CS、リーグ優勝を見据えながら、A東京は次なる大きな目標に向かっている。EASLでの頂点だ。同大会の優勝を決める『EASLファイナルズ マカオ2026』は、3月18日から22日にわたってマカオ特別行政区にて行われる。Bリーグから参戦した宇都宮、A東京、琉球ゴールデンキングスはいずれもグループステージを勝ち抜きこれに出場する。「ケガをしてから、頭のなかで自分が復帰してEASLで優勝するというストーリーを描いてリハビリをしていました」とテーブスは笑顔を見せる。
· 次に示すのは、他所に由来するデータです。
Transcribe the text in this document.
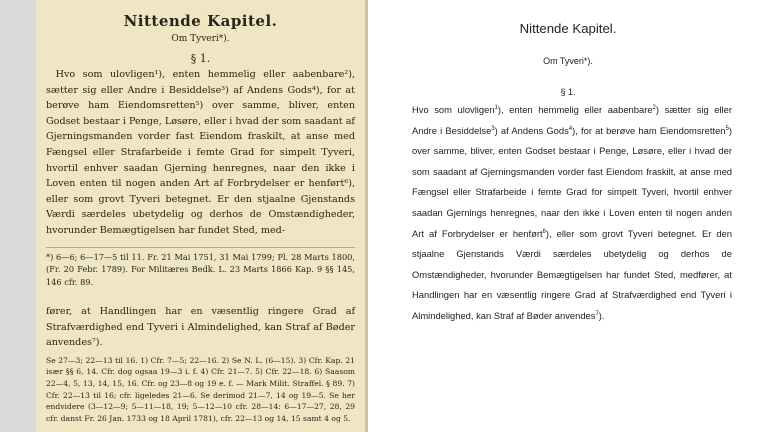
Nittende Kapitel.
Om Tyveri*).
§ 1.

Hvo som ulovligen¹), enten hemmelig eller aabenbare²), sætter sig eller Andre i Besiddelse³) af Andens Gods⁴), for at berøve ham Eiendomsretten⁵) over samme, bliver, enten Godset bestaar i Penge, Løsøre, eller i hvad der som saadant af Gjerningsmanden vorder fast Eiendom fraskilt, at anse med Fængsel eller Strafarbeide i femte Grad for simpelt Tyveri, hvortil enhver saadan Gjerning henregnes, naar den ikke i Loven enten til nogen anden Art af Forbrydelser er henført⁶), eller som grovt Tyveri betegnet. Er den stjaalne Gjenstands Værdi særdeles ubetydelig og derhos de Omstændigheder, hvorunder Bemægtigelsen har fundet Sted, med-

*) 6—6; 6—17—5 til 11. Fr. 21 Mai 1751, 31 Mai 1799; Pl. 28 Marts 1800, (Fr. 20 Febr. 1789). For Militæres Bedk. L. 23 Marts 1866 Kap. 9 §§ 145, 146 cfr. 89.
fører, at Handlingen har en væsentlig ringere Grad af Strafværdighed end Tyveri i Almindelighed, kan Straf af Bøder anvendes⁷).
Se 27—3; 22—13 til 16. 1) Cfr. 7—5; 22—16. 2) Se N. L. (6—15). 3) Cfr. Kap. 21 især §§ 6, 14. Cfr. dog ogsaa 19—3 i. f. 4) Cfr. 21—7. 5) Cfr. 22—18. 6) Saasom 22—4, 5, 13, 14, 15, 16. Cfr. og 23—8 og 19 e. f. — Mark Milit. Straffel. § 89. 7) Cfr. 22—13 til 16; cfr. ligeledes 21—6. Se derimod 21—7, 14 og 19—5. Se her endvidere (3—12—9; 5—11—18, 19; 5—12—10 cfr. 28—14: 6—17—27, 28, 29 cfr. danst Fr. 26 Jan. 1733 og 18 April 1781), cfr. 22—13 og 14, 15 samt 4 og 5.
Nittende Kapitel.
Om Tyveri*).
§ 1.

Hvo som ulovligen$^1$), enten hemmelig eller aabenbare$^2$) sætter sig eller Andre i Besiddelse$^3$) af Andens Gods$^4$), for at berøve ham Eiendomsretten$^5$) over samme, bliver, enten Godset bestaar i Penge, Løsøre, eller i hvad der som saadant af Gjerningsmanden vorder fast Eiendom fraskilt, at anse med Fængsel eller Strafarbeide i femte Grad for simpelt Tyveri, hvortil enhver saadan Gjernings henregnes, naar den ikke i Loven enten til nogen anden Art af Forbrydelser er henført$^6$), eller som grovt Tyveri betegnet. Er den stjaalne Gjenstands Værdi særdeles ubetydelig og derhos de Omstændigheder, hvorunder Bemægtigelsen har fundet Sted, medfører, at Handlingen har en væsentlig ringere Grad af Strafværdighed end Tyveri i Almindelighed, kan Straf af Bøder anvendes$^7$).
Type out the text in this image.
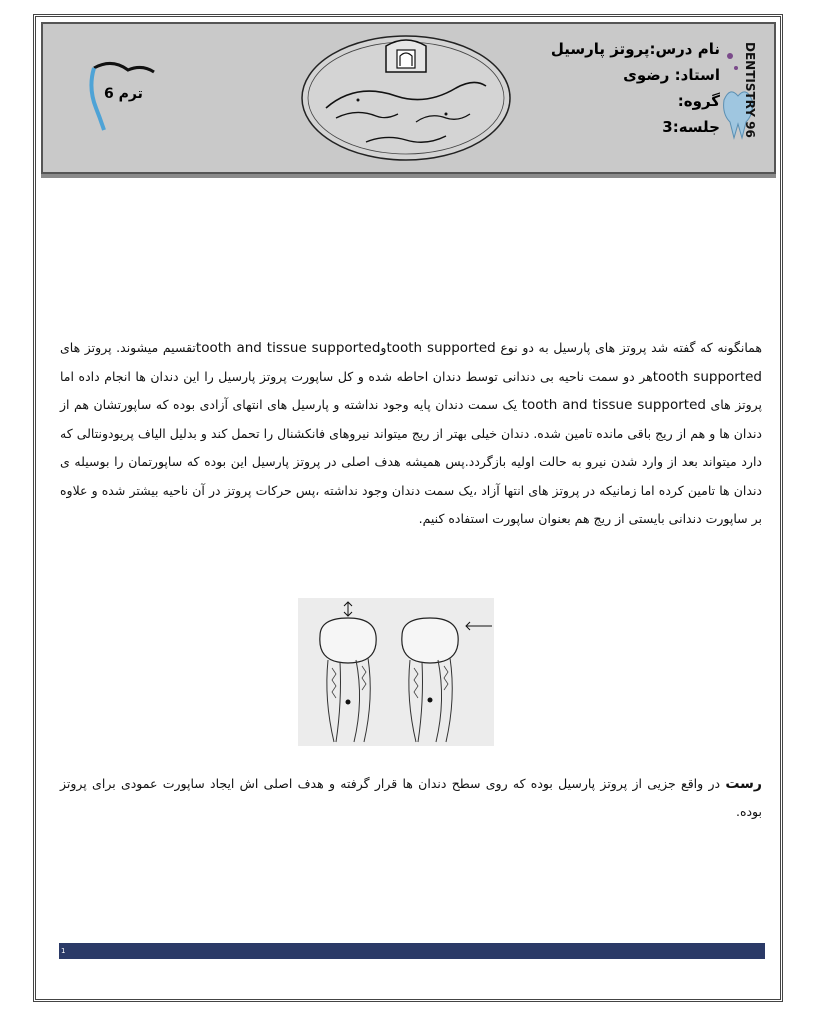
DENTISTRY 96
نام درس:پروتز پارسیل
استاد: رضوی
گروه:
جلسه:3
ترم 6
همانگونه که گفته شد پروتز های پارسیل به دو نوع tooth supportedوtooth and tissue supportedتقسیم میشوند. پروتز های tooth supportedهر دو سمت ناحیه بی دندانی توسط دندان احاطه شده و کل ساپورت پروتز پارسیل را این دندان ها انجام داده اما پروتز های tooth and tissue supported یک سمت دندان پایه وجود نداشته و پارسیل های انتهای آزادی بوده که ساپورتشان هم از دندان ها و هم از ریج باقی مانده تامین شده. دندان خیلی بهتر از ریج میتواند نیروهای فانکشنال را تحمل کند و بدلیل الیاف پریودونتالی که دارد میتواند بعد از وارد شدن نیرو به حالت اولیه بازگردد.پس همیشه هدف اصلی در پروتز پارسیل این بوده که ساپورتمان را بوسیله ی دندان ها تامین کرده اما زمانیکه در پروتز های انتها آزاد ،یک سمت دندان وجود نداشته ،پس حرکات پروتز در آن ناحیه بیشتر شده و علاوه بر ساپورت دندانی بایستی از ریج هم بعنوان ساپورت استفاده کنیم.
رست در واقع جزیی از پروتز پارسیل بوده که روی سطح دندان ها قرار گرفته و هدف اصلی اش ایجاد ساپورت عمودی برای پروتز بوده.
1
タフなスケジュールのなかで、アジアの強豪と戦う経験もまたチームを強くした。「いろいろなところを飛び回ってタフなスケジュールをチームとして乗り越えて勝つ。そういった経験は間違いなくチームボンディング(チームの結束力)にもいいことですし、今までなかった経験です。最後は優勝して終わりたい。それは賞金以上の価値があると思います」。そう真剣に語りつつも、最後は「賞金と経験だったらたぶん賞金を選びます(笑)。150万ドル(約2億3000万円)ですからね」と冗談交じりに笑いを誘い、明るい雰囲気で取材を締めくくった。

試合後、メディア対応 [写真]=B.LEAGUE
3度目のケガという試練を乗り越え、たくましさを増したチームの輪に戻ってきた司令塔。テーブス海が完全復活を果たしたとき、A東京はさらなる高みへと登っていくはずだ。EASL、そして悲願のリーグ制覇へ。テーブスが思い描く最高のストーリーは、ここからクライマックスを迎える。